The high hourly numbers from May 4 to 8 are probably due to the ETA peak (#0031). The peak on the morning of May 15 with 200 signals per hour may be due to meteoroids associated with asteroid 2006GY2. An unclassified peak appeared on May 27 with 150 signals per hour. The high activity on May 31 may be associated with the outburst of the minor shower of TAH (#0061) (Figure 4).
On June 7–8, a peak caused by the daylight Arietid activity can be seen. June 13–14 there was an unclassified increased activity and on 21–22 a strong unclassified activity peak can be seen (Figure 5).
The peak of activity at the end of the month July is interesting, probably due to the minor showers SDA (#0005), CAP (#0001), and maybe PAU (#0183) showing up. The peak in early July is interesting and not yet classified by me (Figure 6).

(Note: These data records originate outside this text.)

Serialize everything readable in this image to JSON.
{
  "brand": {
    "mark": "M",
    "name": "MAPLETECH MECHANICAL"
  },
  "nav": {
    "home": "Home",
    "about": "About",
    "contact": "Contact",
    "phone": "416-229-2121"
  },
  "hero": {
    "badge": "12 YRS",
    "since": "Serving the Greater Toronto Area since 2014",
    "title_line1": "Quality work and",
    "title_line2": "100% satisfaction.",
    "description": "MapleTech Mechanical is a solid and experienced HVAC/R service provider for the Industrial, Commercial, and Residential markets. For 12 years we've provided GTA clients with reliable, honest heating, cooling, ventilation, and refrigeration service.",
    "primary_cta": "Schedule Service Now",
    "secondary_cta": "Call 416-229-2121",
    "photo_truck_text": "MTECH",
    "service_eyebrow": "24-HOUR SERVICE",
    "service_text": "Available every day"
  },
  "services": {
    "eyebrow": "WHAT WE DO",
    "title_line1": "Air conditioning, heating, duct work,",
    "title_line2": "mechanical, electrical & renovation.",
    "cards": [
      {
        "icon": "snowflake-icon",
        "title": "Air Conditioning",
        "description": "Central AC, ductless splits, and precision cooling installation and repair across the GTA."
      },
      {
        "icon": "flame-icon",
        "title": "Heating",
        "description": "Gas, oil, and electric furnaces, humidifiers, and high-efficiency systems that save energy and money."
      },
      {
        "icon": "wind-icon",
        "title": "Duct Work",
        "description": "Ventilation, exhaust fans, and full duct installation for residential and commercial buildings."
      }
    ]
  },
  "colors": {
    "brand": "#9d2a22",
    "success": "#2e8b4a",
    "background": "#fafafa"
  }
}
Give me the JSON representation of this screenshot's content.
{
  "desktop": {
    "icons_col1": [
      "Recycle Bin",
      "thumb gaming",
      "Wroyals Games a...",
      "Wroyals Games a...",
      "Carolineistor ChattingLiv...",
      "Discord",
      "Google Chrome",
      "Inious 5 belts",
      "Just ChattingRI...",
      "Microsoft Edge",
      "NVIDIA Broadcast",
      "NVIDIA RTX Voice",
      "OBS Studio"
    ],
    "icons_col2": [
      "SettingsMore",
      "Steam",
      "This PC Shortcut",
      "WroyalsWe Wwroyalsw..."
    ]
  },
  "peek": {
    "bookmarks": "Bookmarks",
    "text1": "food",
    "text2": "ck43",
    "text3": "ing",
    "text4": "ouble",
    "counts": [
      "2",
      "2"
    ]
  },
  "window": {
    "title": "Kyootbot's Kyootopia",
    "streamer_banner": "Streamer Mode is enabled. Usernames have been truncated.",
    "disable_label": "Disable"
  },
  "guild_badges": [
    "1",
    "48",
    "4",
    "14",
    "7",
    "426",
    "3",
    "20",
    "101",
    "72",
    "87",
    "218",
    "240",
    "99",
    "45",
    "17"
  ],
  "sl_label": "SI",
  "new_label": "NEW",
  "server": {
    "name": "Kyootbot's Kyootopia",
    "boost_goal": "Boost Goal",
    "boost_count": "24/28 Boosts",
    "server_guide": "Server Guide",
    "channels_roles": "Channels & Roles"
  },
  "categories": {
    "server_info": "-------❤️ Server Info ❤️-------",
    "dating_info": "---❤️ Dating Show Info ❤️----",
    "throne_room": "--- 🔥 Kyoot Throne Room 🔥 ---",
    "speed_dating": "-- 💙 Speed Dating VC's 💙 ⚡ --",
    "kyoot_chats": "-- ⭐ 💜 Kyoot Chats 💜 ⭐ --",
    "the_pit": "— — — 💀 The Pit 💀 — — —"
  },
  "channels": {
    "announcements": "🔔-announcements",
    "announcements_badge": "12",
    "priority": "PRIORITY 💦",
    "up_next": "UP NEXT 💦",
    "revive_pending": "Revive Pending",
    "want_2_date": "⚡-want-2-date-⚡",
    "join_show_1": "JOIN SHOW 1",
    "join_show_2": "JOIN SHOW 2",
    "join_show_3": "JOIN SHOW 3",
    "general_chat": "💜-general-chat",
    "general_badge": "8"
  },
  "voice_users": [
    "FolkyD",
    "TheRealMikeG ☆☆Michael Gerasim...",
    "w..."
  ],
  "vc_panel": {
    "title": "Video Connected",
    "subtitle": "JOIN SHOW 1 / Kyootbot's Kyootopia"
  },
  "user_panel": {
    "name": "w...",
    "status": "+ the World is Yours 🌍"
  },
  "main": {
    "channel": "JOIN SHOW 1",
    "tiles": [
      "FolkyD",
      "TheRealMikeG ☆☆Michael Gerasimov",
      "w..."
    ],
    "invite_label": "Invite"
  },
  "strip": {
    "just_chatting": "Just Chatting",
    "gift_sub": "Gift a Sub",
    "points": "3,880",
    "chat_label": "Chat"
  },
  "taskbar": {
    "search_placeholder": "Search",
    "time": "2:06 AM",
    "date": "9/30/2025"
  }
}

Figures 8 and 9 show the results of automatic observations for August 2022. The maximum hourly numbers reached at 2h UT and around 9h–10h UT on August 13, correspond to a solar longitude of 140.026° and 140.306-140.346°. This coincides with the onset date of the traditional peak at solar longitude 140° (about 01h UT on August 13). Perseids showed rather modest activity, only about 200–250 signals per hour. Very interesting is the broad peak of the shower, almost half a month wide (Figure 7).
The increase in overall activity after September 18 and up to the end of the month is very interesting. I have no idea what (which) showers may explain this (Figure 10).
Draconids displayed very weak activity and do not stand out from the general trend of activity. For the Orionids, there was a slight increase in activity on October 23, though the traditional peak of October 21 did not show anything (Figure 11).
The peak in early November is most likely due to the end of Orionid activity and the overlapping activity of a number of minor showers. The unclassified peak in the morning of November 26 is interesting. Perhaps it was caused by the November Orionids (NOO) that were active? The Leonids were so weak that they were not even visible in the profile (Figure 12).
The method of counting the radio meteor echoes by listening is about 3 times more sensitive than the method using automatic detection of meteor echo signals with music or speech. Experiments are underway to increase the sensitivity of the Metan software for automatic detection of meteor signals. The method of listening to the radio echoes is very interesting, because it allows you to “scan” the dynamics of the total meteor background over a long time, to identify periods of low activity, periods of high activity, as well as outbursts and the peak activity of the most prominent meteoroid streams.
I would like to thank Sergey Dubrovsky for the software he developed for data analysis and processing of radio observations (software Rameda). I thank Carol from Poland for the Metan software. Thanks to Paul Roggemans for his help in the lay-out and the correction of this article.
Rendtel J. (2022). “Meteor Shower Calendar”. IMO.